Area: 200 hectares
Location: Sud-Est de la France, Rade de Marseille
Number of inhabitants:
Number of visitors:
Tourists: 400,000 per year
Protected island: yes
Terrestrial protection status: Special Area of Conservation and Special Protection Area (SPA) Natura 2000, at the heart of the Calanques National Park. Natural areas mostly owned by the French Coastal Management Agency (Conservatoire du littoral).
Marine protection Status: Maritime area adjacent to the Calanques National Park.
The Frioul archipelago is composed of 4 islands: Pomègues, Ratonneau, If (with its famous castle), and Tiboulen. Since the 1820s, Pomègues et Ratonneau are linked by a dyke.

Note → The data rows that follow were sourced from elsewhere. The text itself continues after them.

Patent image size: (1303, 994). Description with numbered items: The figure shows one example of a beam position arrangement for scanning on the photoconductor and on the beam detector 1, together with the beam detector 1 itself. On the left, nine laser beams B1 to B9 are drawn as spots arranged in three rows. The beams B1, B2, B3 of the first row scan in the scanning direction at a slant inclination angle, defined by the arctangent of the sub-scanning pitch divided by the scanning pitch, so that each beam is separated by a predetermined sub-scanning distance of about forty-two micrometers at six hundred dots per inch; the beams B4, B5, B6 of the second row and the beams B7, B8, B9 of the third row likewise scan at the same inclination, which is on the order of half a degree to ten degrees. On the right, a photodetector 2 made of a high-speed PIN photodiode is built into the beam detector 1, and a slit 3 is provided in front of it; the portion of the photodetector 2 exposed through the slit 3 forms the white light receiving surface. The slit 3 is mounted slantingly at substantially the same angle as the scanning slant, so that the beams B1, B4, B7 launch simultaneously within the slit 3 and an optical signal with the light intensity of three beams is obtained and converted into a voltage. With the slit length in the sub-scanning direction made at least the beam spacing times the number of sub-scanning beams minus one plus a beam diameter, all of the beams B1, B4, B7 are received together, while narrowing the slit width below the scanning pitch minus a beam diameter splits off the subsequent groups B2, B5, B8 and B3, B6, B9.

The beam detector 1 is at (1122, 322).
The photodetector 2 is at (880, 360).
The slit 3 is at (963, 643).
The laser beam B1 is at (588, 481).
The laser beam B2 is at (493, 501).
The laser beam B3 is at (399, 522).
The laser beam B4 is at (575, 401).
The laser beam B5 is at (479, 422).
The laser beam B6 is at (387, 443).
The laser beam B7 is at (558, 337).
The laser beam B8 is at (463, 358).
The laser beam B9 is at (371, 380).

One of the greatest island assets is its exceptional fauna and flora, that adapted to difficult and arid climatic conditions of the island. This white limestone massif is considered as one of the most arid sites in France. This predominantly natural site is at the heart of the city of Marseille, and is one the town’s green lungs.
The Frioul islands are composed of two small ones (1 and 3 hectares) and two larger ones. The highest one, Pomègues peaks at 86 m above sea level.
These islands are white mostly due to the ground that is composed of limestone rocks, and hosts very little vegetation.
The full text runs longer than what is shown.